68th minute: Mexico pressing now which is leading to some bad passes and hurried decisions and that turns into another U.S. counter-attack. McBride heads down to Stewart in the box who then lays off for O’Brien and he whistles his shot just past the upper left corner. The boys are playing with some swagger now.

69th minute: Blanco and Pablo Mastroeni tangle and Blanco shoves his knees into him as he tries to bait him into a second yellow card so Mexico can get a man advantage. Mastroeni keeps his cool though and Blanco gets the yellow instead. I’m getting pissed and this game happened eight years ago.

71st minute: Balboa pronounces the word havoc “have-awk.”

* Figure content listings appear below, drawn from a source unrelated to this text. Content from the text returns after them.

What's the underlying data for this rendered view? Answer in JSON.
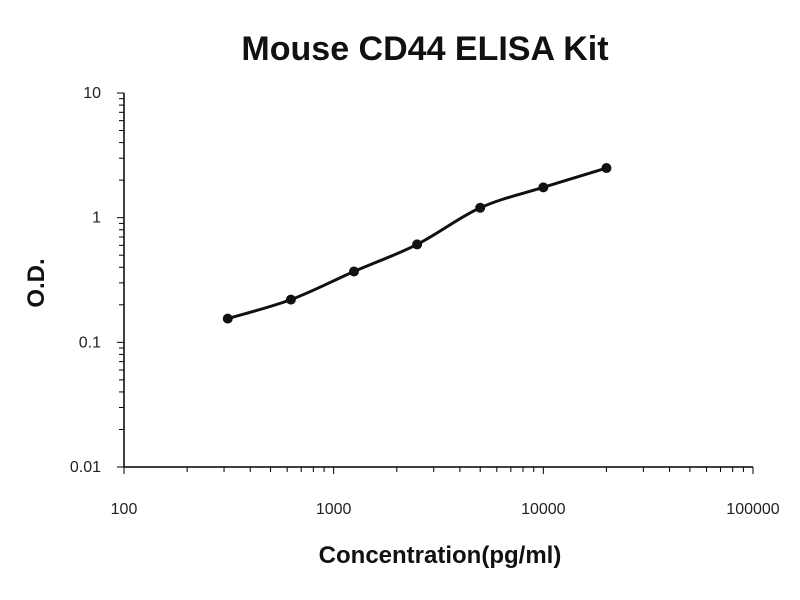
{
  "chart_data": {
    "type": "scatter",
    "title": "Mouse CD44 ELISA Kit",
    "xlabel": "Concentration(pg/ml)",
    "ylabel": "O.D.",
    "xscale": "log",
    "yscale": "log",
    "xlim": [
      100,
      100000
    ],
    "ylim": [
      0.01,
      10
    ],
    "x_tick_labels": [
      "100",
      "1000",
      "10000",
      "100000"
    ],
    "y_tick_labels": [
      "0.01",
      "0.1",
      "1",
      "10"
    ],
    "grid": false,
    "legend": "none",
    "series": [
      {
        "x": [
          312.5,
          625,
          1250,
          2500,
          5000,
          10000,
          20000
        ],
        "y": [
          0.155,
          0.22,
          0.37,
          0.61,
          1.2,
          1.75,
          2.5
        ],
        "marker": "circle",
        "fit_line": true
      }
    ]
  }
}
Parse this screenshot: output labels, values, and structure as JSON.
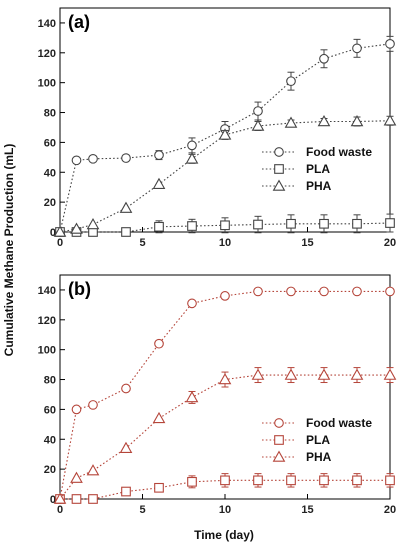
{
  "ylabel": "Cumulative Methane Production (mL)",
  "xlabel": "Time (day)",
  "chart_data": [
    {
      "type": "line",
      "panel_label": "(a)",
      "color": "#444444",
      "xlim": [
        0,
        20
      ],
      "ylim": [
        0,
        150
      ],
      "xticks": [
        0,
        5,
        10,
        15,
        20
      ],
      "yticks": [
        0,
        20,
        40,
        60,
        80,
        100,
        120,
        140
      ],
      "grid": false,
      "legend_position": "center-right",
      "series": [
        {
          "name": "Food waste",
          "marker": "circle",
          "x": [
            0,
            1,
            2,
            4,
            6,
            8,
            10,
            12,
            14,
            16,
            18,
            20
          ],
          "y": [
            0,
            48,
            49,
            49.5,
            51.5,
            58,
            69,
            81,
            101,
            116,
            123,
            126
          ],
          "err": [
            0,
            0,
            0,
            1.5,
            3,
            5,
            5,
            6,
            6,
            6,
            6,
            5
          ]
        },
        {
          "name": "PLA",
          "marker": "square",
          "x": [
            0,
            1,
            2,
            4,
            6,
            8,
            10,
            12,
            14,
            16,
            18,
            20
          ],
          "y": [
            0,
            0,
            0,
            0,
            3.5,
            4,
            4.5,
            5,
            5.5,
            5.5,
            5.5,
            6
          ],
          "err": [
            0,
            0,
            0,
            0,
            4,
            4.5,
            5,
            5.5,
            6,
            6,
            6,
            6
          ]
        },
        {
          "name": "PHA",
          "marker": "triangle",
          "x": [
            0,
            1,
            2,
            4,
            6,
            8,
            10,
            12,
            14,
            16,
            18,
            20
          ],
          "y": [
            0,
            2,
            5,
            16,
            32,
            49,
            65,
            71,
            73,
            74,
            74,
            74.5
          ],
          "err": [
            0,
            0,
            0,
            0,
            0,
            3,
            3,
            3,
            2,
            2,
            3,
            3
          ]
        }
      ]
    },
    {
      "type": "line",
      "panel_label": "(b)",
      "color": "#b5453a",
      "xlim": [
        0,
        20
      ],
      "ylim": [
        0,
        150
      ],
      "xticks": [
        0,
        5,
        10,
        15,
        20
      ],
      "yticks": [
        0,
        20,
        40,
        60,
        80,
        100,
        120,
        140
      ],
      "grid": false,
      "legend_position": "bottom-right",
      "series": [
        {
          "name": "Food waste",
          "marker": "circle",
          "x": [
            0,
            1,
            2,
            4,
            6,
            8,
            10,
            12,
            14,
            16,
            18,
            20
          ],
          "y": [
            0,
            60,
            63,
            74,
            104,
            131,
            136,
            139,
            139,
            139,
            139,
            139
          ],
          "err": [
            0,
            0,
            0,
            0,
            0,
            0,
            0,
            0,
            0,
            0,
            0,
            0
          ]
        },
        {
          "name": "PLA",
          "marker": "square",
          "x": [
            0,
            1,
            2,
            4,
            6,
            8,
            10,
            12,
            14,
            16,
            18,
            20
          ],
          "y": [
            0,
            0,
            0,
            5,
            7.5,
            11.5,
            12.5,
            12.5,
            12.5,
            12.5,
            12.5,
            12.5
          ],
          "err": [
            0,
            0,
            0,
            0,
            0,
            4,
            4.5,
            4.5,
            4.5,
            4.5,
            4.5,
            4.5
          ]
        },
        {
          "name": "PHA",
          "marker": "triangle",
          "x": [
            0,
            1,
            2,
            4,
            6,
            8,
            10,
            12,
            14,
            16,
            18,
            20
          ],
          "y": [
            0,
            14,
            19,
            34,
            54,
            68,
            80,
            83,
            83,
            83,
            83,
            83
          ],
          "err": [
            0,
            0,
            0,
            0,
            0,
            4,
            5,
            5,
            5,
            5,
            5,
            5
          ]
        }
      ]
    }
  ]
}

74th minute: Another corner for Mexico after Friedel pushes a rocket from 30 yards over the bar. Javier Edwards notes that Mexico has dominated play. Allow me to retort Javier. The United States has had two chances and they finished them. Mexico has had a couple half chance but have done nothing else. Sure they have more possession and corner kicks but they are playing right into America’s hands. Wait for the punch and then counter punch back. Styles make fights and the U.S. is getting more out of their style. Has Mexico controlled the play? Maybe. Have they dominated? No. Far from it.

79th minute: Mexico brings on Alberto Garcia Aspe on to try and get something out of the Mexican attack. A killer left foot, he scored against the U.S. in qualifying. Also, I think Edwards just wet himself. Meanwhile, Cobi Jones comes on for our hero Brian McBride. Great holdup play by McBride and he’s scored the game-winner against our most hated rival. Good work Brian.

81st minute: Aspe picks up a yellow card for fouling Jones with a late tackle. One minute later, Luna is fouled and carried off on a stretcher. You know what? I don’t even care if he is okay at this point. I’m cutthroat.

84th minute: The Americans are dominating ball possession and making the Mexicans chase now. Another Mexican yellow card as Donovan is fouled hard going to the corner. While Lewis’ free kick is headed out for a corner, Javier Edwards brings up the handball one more time, which begs the question, can we deport him?

88th minute: The Mexicans are frustrated by the stifling U.S. defense and they show it when Marquez intentionally head butts Jones. Instant red card and he is sent off. Adios. USA will play 11 on 10 for the rest of the game.

94th minute: The game ends with the U.S. fans singing Hey, Hey, Hey, Good-Bye. Absolutely awesome.

This was the highlight of my 2002 summer. It is a memory I will never forget. Watching with my brother and best friend at 2 in the morning and while the details were fuzzy, they aren’t anymore. Reliving this brought so many old emotions: nervousness, pure joy, delirium, and a hatred for Mexico and Jack Edwards. Maybe they didn’t win the tournament but those boys did the soccer fans in this country damn proud and that is something that will never be forgotten. At least as long as there’s this column.


3 responses to this post.

  1. Posted by Josh on May 16, 2010 at 4:47 pm

    First time i have read this blog, hysterical, javier edwards thats great, reading this reminded me of watching this game it brought chills


  2. Posted by TKW on May 16, 2010 at 5:45 pm

    Great to re-live. You are making me want to go and watch that game again. If only I can find it somewhere.


  3. Posted by DGH on May 19, 2010 at 8:33 pm

    Yeah, this brings back memories of that magical team. nervous about US/England, but a good kind of nervous. Vive Los Colonies!